Metadata-Version: 2.1
Name: pythonquerylanguage
Version: 0.1.8
Summary: Python SQL wrapper based on pandas and SQLalchemy
License: MIT
Author: Pablo Ruiz
Author-email: pablo.r.c@live.com
Requires-Python: >=3.8,<4.0
Classifier: License :: OSI Approved :: MIT License
Classifier: Programming Language :: Python :: 3
Classifier: Programming Language :: Python :: 3.8
Classifier: Programming Language :: Python :: 3.9
Classifier: Programming Language :: Python :: 3.10
Classifier: Programming Language :: Python :: 3.11
Requires-Dist: SQLAlchemy (>=1.4.31,<2.0.0)
Requires-Dist: ipython (>=8.0.1,<9.0.0)
Requires-Dist: numpy (>=1.22.2,<2.0.0)
Requires-Dist: pandas
Description-Content-Type: text/markdown


# <b>Python Query Language PQL</b>

<b>PQL</b> is a python wrapper of the sql sintax based in SQLalchemy and pandas, this code introduces a new syntax to use 
in your code when calling a database table.

## Requirements

You only need a distribution of python3 installed.

## ⚙️Installation:

You can install the requirements (preferably in an environment) using:

> pip install PythonQueryLanguage

## Basic Usage:

PQL is managed by a class called SQLManager, to instanciated you will need to pass your connection strings in a dictionary
and the enviroment you are willoing to use

`
connection_dict = {'test_env': 'connection string from engine',
                   'prod_env': 'mssql+pyodbc://ur@prod.com/url2?driver=ODBC+Driver+17+for+SQL+Server'
                  }
env = 'test_env'
pql = SQLManager(connection_dict,env)
`

Once you have instanciated the class you can use it with his convenient functions that will wrap SQL expresions.

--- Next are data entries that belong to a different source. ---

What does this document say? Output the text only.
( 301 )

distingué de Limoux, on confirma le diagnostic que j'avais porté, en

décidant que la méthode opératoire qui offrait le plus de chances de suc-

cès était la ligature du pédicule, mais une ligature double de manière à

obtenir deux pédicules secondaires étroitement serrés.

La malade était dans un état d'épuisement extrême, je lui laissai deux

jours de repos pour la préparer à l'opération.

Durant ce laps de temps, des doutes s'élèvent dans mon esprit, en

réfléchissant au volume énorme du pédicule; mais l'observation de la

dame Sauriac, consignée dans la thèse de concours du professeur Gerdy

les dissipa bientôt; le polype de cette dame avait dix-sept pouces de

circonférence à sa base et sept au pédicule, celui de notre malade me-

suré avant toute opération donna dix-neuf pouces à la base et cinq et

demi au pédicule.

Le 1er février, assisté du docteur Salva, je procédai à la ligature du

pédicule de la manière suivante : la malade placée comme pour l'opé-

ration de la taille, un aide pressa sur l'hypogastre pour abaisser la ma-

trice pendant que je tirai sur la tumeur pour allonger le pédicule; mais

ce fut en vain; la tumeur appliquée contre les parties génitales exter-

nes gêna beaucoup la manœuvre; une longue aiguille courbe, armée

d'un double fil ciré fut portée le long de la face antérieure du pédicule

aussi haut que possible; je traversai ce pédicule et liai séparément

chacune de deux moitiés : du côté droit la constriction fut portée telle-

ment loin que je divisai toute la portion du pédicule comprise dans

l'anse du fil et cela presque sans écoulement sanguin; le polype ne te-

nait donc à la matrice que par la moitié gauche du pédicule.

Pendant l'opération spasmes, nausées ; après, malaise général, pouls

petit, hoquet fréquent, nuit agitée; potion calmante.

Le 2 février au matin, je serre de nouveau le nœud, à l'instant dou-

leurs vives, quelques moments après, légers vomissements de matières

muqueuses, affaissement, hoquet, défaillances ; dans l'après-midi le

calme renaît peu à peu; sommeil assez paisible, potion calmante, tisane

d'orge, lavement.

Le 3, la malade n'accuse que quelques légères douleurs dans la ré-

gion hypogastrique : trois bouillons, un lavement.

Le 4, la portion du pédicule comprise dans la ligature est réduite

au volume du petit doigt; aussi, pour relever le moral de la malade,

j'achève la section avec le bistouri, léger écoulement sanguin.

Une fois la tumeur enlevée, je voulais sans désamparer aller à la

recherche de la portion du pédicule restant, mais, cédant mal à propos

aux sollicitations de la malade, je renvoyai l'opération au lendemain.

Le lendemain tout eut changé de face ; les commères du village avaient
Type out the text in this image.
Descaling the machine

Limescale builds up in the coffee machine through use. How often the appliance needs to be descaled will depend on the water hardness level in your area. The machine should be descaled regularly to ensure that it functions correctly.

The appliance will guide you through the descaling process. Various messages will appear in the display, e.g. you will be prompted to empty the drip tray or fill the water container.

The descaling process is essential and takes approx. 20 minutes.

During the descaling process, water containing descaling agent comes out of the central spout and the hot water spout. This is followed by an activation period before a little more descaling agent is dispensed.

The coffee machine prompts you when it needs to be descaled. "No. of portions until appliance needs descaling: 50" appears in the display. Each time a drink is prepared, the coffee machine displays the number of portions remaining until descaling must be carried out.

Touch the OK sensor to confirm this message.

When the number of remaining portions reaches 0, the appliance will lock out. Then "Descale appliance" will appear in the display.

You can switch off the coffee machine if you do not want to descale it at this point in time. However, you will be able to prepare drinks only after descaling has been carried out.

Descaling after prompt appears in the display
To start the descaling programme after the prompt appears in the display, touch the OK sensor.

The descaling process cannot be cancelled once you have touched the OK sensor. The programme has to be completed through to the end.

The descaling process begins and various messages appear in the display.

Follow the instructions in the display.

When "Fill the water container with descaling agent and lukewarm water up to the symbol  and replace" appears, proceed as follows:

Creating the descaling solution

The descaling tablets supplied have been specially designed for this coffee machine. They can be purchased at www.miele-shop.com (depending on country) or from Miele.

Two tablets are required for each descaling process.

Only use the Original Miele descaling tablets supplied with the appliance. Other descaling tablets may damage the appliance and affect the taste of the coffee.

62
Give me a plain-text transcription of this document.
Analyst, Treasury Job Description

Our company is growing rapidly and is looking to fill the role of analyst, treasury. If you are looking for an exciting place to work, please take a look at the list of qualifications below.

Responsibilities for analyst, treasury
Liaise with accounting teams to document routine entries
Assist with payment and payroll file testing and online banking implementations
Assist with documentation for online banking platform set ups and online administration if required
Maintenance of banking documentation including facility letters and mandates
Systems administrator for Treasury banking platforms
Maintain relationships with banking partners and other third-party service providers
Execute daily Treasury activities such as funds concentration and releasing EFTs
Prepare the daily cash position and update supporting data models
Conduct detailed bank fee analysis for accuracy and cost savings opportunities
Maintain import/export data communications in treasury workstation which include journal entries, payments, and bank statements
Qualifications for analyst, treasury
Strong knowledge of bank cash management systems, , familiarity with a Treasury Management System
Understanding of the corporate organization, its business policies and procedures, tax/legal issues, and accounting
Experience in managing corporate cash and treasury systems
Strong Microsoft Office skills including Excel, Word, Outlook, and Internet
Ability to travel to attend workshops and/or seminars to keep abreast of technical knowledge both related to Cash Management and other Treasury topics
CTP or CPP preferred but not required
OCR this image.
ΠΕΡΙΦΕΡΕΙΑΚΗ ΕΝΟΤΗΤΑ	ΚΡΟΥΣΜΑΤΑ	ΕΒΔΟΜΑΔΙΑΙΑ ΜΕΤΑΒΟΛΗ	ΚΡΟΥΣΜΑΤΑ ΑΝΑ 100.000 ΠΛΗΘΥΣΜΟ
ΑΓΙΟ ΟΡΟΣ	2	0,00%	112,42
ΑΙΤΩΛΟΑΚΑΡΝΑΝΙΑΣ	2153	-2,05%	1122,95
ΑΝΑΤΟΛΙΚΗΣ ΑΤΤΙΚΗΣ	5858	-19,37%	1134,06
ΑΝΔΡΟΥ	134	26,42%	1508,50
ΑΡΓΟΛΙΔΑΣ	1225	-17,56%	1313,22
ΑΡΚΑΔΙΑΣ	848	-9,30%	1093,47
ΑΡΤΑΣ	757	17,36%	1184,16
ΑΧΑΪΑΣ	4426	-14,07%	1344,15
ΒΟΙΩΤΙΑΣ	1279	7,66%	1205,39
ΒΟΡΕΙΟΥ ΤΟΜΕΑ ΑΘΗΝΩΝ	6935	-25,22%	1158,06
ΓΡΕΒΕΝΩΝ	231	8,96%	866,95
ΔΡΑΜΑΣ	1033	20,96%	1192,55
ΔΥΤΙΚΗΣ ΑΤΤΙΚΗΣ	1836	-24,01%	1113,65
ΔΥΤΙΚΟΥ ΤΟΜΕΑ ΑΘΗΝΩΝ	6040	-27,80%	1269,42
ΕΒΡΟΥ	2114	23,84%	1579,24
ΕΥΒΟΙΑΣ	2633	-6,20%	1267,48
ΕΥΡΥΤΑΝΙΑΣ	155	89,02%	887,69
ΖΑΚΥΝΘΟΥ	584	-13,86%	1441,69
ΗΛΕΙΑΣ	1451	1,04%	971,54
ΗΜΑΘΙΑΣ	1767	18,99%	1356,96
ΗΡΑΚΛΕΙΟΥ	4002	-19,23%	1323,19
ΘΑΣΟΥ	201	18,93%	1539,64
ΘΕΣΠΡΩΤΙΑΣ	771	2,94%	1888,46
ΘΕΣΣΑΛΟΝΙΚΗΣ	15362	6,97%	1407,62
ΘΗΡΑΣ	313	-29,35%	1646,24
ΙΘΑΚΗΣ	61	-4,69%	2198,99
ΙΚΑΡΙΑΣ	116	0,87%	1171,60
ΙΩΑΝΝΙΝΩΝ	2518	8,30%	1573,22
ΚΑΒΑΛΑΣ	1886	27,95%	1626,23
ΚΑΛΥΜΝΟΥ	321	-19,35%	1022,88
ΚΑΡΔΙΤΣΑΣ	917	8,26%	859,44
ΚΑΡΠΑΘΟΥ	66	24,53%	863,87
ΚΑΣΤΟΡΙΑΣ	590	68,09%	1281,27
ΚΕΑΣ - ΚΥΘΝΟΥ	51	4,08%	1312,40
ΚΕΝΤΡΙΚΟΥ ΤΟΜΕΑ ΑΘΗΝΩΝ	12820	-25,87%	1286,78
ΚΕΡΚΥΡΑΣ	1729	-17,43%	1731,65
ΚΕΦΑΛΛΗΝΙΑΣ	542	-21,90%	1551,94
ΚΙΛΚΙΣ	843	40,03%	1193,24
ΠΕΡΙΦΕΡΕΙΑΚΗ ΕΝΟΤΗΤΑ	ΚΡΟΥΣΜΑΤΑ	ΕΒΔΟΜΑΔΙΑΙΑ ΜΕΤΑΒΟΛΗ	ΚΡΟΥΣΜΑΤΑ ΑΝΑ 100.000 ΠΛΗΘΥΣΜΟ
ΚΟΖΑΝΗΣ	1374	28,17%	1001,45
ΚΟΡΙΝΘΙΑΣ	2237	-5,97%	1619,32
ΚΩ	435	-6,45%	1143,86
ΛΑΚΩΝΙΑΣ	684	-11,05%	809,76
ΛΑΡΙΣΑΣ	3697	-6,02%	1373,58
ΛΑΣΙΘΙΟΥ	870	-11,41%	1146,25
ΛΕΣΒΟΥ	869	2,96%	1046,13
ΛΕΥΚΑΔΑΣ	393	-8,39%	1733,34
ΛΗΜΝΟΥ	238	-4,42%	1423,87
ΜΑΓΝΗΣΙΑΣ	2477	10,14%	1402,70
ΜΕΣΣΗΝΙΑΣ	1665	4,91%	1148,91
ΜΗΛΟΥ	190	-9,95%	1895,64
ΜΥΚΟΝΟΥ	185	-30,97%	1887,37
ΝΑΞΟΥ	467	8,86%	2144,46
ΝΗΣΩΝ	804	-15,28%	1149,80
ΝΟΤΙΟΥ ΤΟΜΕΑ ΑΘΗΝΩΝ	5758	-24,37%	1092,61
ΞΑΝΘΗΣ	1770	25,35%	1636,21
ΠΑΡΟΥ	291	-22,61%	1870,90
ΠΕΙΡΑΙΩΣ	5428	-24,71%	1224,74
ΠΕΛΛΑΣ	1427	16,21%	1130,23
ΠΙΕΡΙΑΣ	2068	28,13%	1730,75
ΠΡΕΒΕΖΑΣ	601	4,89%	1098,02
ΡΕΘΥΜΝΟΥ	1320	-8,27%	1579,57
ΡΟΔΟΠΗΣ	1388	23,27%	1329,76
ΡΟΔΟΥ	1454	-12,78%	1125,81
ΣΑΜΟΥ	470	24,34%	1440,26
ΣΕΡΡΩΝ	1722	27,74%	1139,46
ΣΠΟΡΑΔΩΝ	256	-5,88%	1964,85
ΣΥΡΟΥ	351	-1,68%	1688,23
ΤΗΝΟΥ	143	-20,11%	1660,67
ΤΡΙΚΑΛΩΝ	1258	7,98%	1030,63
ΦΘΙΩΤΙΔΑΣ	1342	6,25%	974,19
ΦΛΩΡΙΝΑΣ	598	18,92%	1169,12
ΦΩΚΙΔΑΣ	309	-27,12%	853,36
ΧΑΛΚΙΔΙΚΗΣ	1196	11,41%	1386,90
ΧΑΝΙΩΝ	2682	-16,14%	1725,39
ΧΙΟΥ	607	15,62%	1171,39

> pql.select_all('tableA','id','myid')  =  SELECT * FROM tableA WHERE id = 'myid

PQL supports searchs in arrays:

> pql.select_all('tableA','id',['myid','myid2'])  =  SELECT * FROM tableA WHERE id IN ('myid','myid2')

PQL cast the data in a inteligent manner:

> pql.select_all('tableA',['id','name'],['myid','myName'])  =  SELECT * FROM tableA WHERE id = 'myid' AND myName = 'myid2'

PQL accepts adiotional arguments:

> pql.select('column','tableA',['id','name'],['myid','myName'],'OR')  =  SELECT column FROM tableA WHERE id = 'myid' OR myName = 'myid2'

PQL accepts direct evaluation or raw sql expressions (thougt only recommended in edge cases)

> pql.query("SELECT * FROM tableA WHERE id = 'myid")  =  SELECT * FROM tableA WHERE id = 'myid'

PQL accepst function and Store procedure evaluations.

## Multy enviroment usage.

PQL is built to support working with different db environments at the same time, this multi enviroment work can be done in different ways:

- 1. Instanciate the PQLmanager with different enviroments and run them.
- 2. Changing the enviroment of the class with the change_enviroment method.
- 3. Using scoped functions.

Example of scoped functions:

You are working in a database test enviroment but you need to extract some data from the production enviroment without changing the enviroment of the PQLmanager
Then you can query the table at producion using a scope:

> pql.select_all('TableA',env='prod')

This function will run in the production environment and retrieve the information from it without changing your global environment.

## IUD

PQL supports Insert Update Delete Operations, all these operations are based in pandas dataframes.

## Interactive.

PQL is thought to be used in a jupyter notebook as well as used in real code. PQL contains different functionalities that allows the user
to know what query will be executed in the database and confirmation security.